Echo

October 31 – December 19, 2020
Echo: Charlene Hahne, Franziska Holstein, Franz Jyrch, Etienne Lafrance, James Low, Christine Nobel, Maria Schumacher, Matt Schust, Julia Lia Walter
As part of the event Pictura Montreal
Curator: Trevor Kiernander

Text by Trevor Kiernander

Echo brings together the works of nine artists hailing from Canada, Germany, and the UK, all of whom have devoted themselves to the practice of abstract painting. Each of these exceptional artists deals with abstraction through their own systems and personal language, making reference and connections to their environment, where images and ideas are bounced around through their process, reflected and reinterpreted, until reaching a point of completion that becomes part of the entire system once again. The works of each artist reference trace, memory, reflection, and residue – they echo.

One of the most interesting aspects of the work included in Echo is the size of the paintings. Abstraction has a long history of monumental paintings, but the work here is predominantly of a more compact scale. Perhaps this is an indication of the availability of space in constantly redeveloped urban areas, and due to the working conditions, but these smaller works have a particular intimacy to them, not often communicable by massive, imposing abstract paintings.

Charlene Hahne’s two large suspended works are the exception here in scale, but even so, the delicately stained, marked, and sewn pieces have a controlled sensitivity. In these tapestry-like works, the quietness beckons you to look and listen closer.

In her series of nineteen works, Franziska Holstein updates and reuses her own forms from previous projects, reconfiguring them in simple blue and white, like snapshots of an extensive historical body of work, each coded with a unique message within. In the nine paintings of Matt Schust, residual traces of formalism, colour-field painting, and minimalism are captured in this muted series, each offering a strong insight into a long-standing historical precedent. The expansive gridded paintings of Christine Nobel emanate visual white noise through the use of many colours of the spectrum, developing a starting point into an infinite space guided by both light and rhythm. Nothing is Going My Way, the titles given to Maria Schumacher’s series of one-shot process ‘action abstractions’, tell a tale of the artist’s constant quest, a Sisyphean task of erasure, repainting, and repeating. James Low’s paintings optically vibrate, through his method of painting with various styles and applications sometimes on both sides of a translucent canvas, pushing the language of abstraction that much further through the juxtaposition of recognizable images that hover in the vastness of the colour field which they inhabit. The spatial illusions created by Julia Lia Walter’s digital paintings, come in and out of focus, like driving through a thick fog, or watching the dust settle around you, while Étienne Lafrance’s ‘pop-ups’, collaged works perched atop traditional white gallery plinths, feel like painted gestures frozen in time, like Harold Edgerton’s photo Milk Drop Coronet. In Franz Jyrch’s Stick, ‘painting’ has been deconstructed, where stretcher bars hold multi-coloured rubber gloves in a manner that is both heroic and threatening.

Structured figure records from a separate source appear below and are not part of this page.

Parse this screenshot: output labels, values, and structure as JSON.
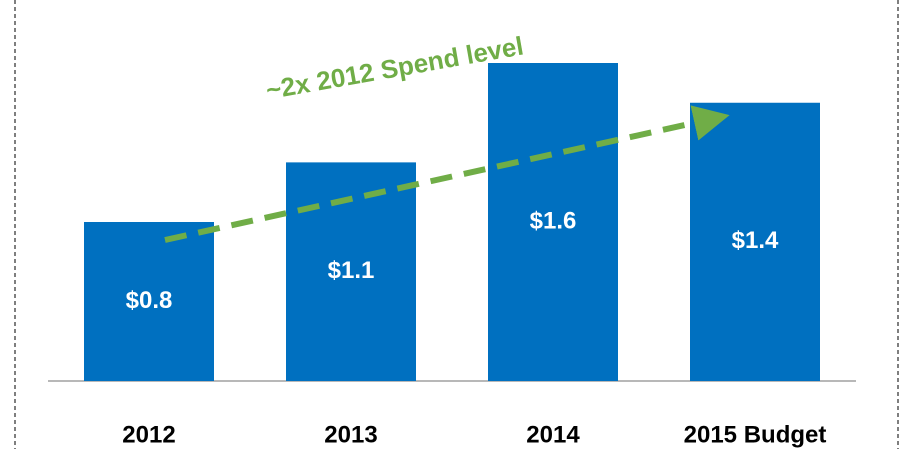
{
  "chart_data": {
    "type": "bar",
    "annotation": "~2x 2012 Spend level",
    "categories": [
      "2012",
      "2013",
      "2014",
      "2015 Budget"
    ],
    "values": [
      0.8,
      1.1,
      1.6,
      1.4
    ],
    "value_labels": [
      "$0.8",
      "$1.1",
      "$1.6",
      "$1.4"
    ],
    "color": "#0070c0"
  }
}
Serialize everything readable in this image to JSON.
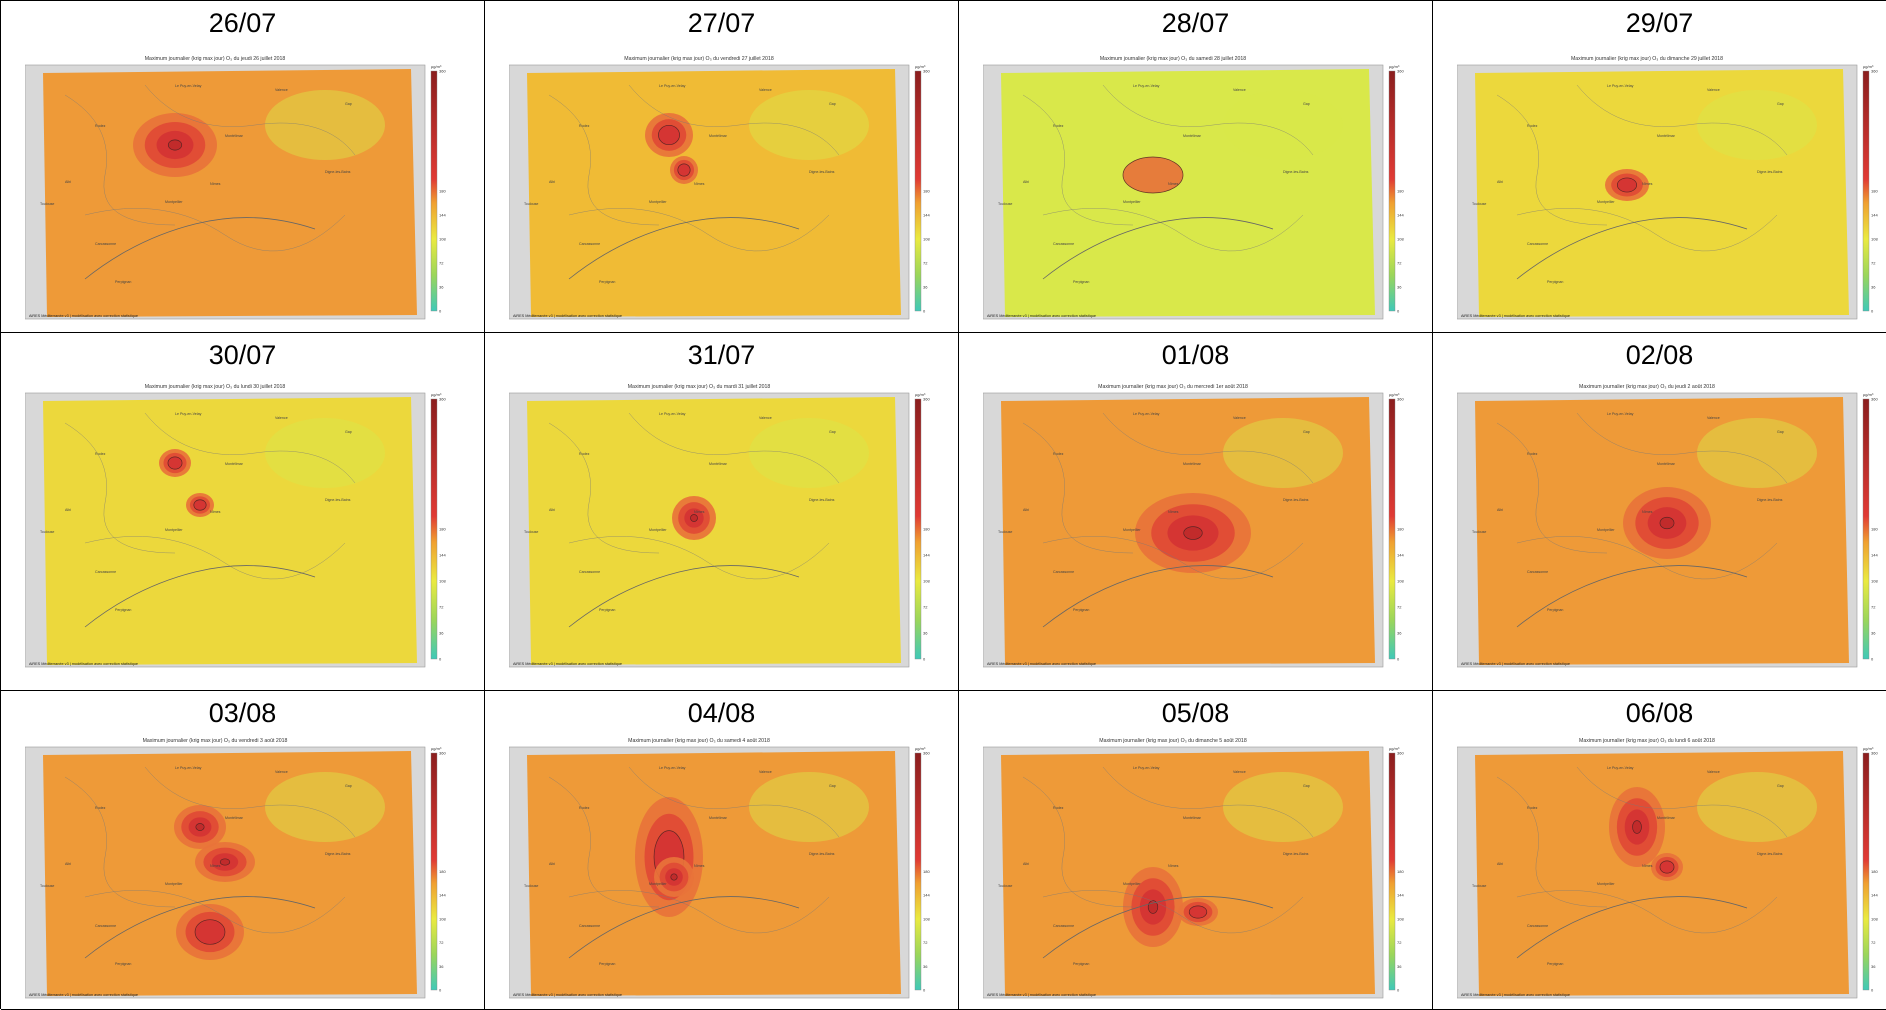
{
  "map_title_prefix": "Maximum journalier (krig max jour) O₃",
  "unit": "µg/m³",
  "scale_ticks": [
    "360",
    "180",
    "144",
    "108",
    "72",
    "36",
    "0"
  ],
  "footer": "AiRES Méditerranée v3 | modélisation avec correction statistique",
  "place_labels": [
    "Le Puy-en-Velay",
    "Valence",
    "Rodez",
    "Montélimar",
    "Digne-les-Bains",
    "Montpellier",
    "Albi",
    "Toulouse",
    "Carcassonne",
    "Perpignan",
    "Gap",
    "Nîmes"
  ],
  "panels": [
    {
      "date": "26/07",
      "subtitle": "du jeudi 26 juillet 2018",
      "level": "high"
    },
    {
      "date": "27/07",
      "subtitle": "du vendredi 27 juillet 2018",
      "level": "mid"
    },
    {
      "date": "28/07",
      "subtitle": "du samedi 28 juillet 2018",
      "level": "low"
    },
    {
      "date": "29/07",
      "subtitle": "du dimanche 29 juillet 2018",
      "level": "mid-low"
    },
    {
      "date": "30/07",
      "subtitle": "du lundi 30 juillet 2018",
      "level": "mid-low"
    },
    {
      "date": "31/07",
      "subtitle": "du mardi 31 juillet 2018",
      "level": "mid-low"
    },
    {
      "date": "01/08",
      "subtitle": "du mercredi 1er août 2018",
      "level": "high"
    },
    {
      "date": "02/08",
      "subtitle": "du jeudi 2 août 2018",
      "level": "high"
    },
    {
      "date": "03/08",
      "subtitle": "du vendredi 3 août 2018",
      "level": "high"
    },
    {
      "date": "04/08",
      "subtitle": "du samedi 4 août 2018",
      "level": "high"
    },
    {
      "date": "05/08",
      "subtitle": "du dimanche 5 août 2018",
      "level": "high"
    },
    {
      "date": "06/08",
      "subtitle": "du lundi 6 août 2018",
      "level": "high"
    }
  ],
  "colors": {
    "low": "#d9e84a",
    "mid_low": "#ecd83c",
    "mid": "#f0bb35",
    "high": "#ee9a38",
    "hot1": "#e8733a",
    "hot2": "#e04a35",
    "hot3": "#d43333",
    "relief": "#d8d8d8"
  }
}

The best abstraction today, of which these works are examples, hold as much power and information as their historical predecessors, but speak not so much about grandiose statements, but more subtle affirmations: less is more. Such a sentiment seems more important than ever with our super-sized and super-sped-up world, and something we need to listen closely to, how it rings out over the distance of time, just as an echo trails off from its initiating event.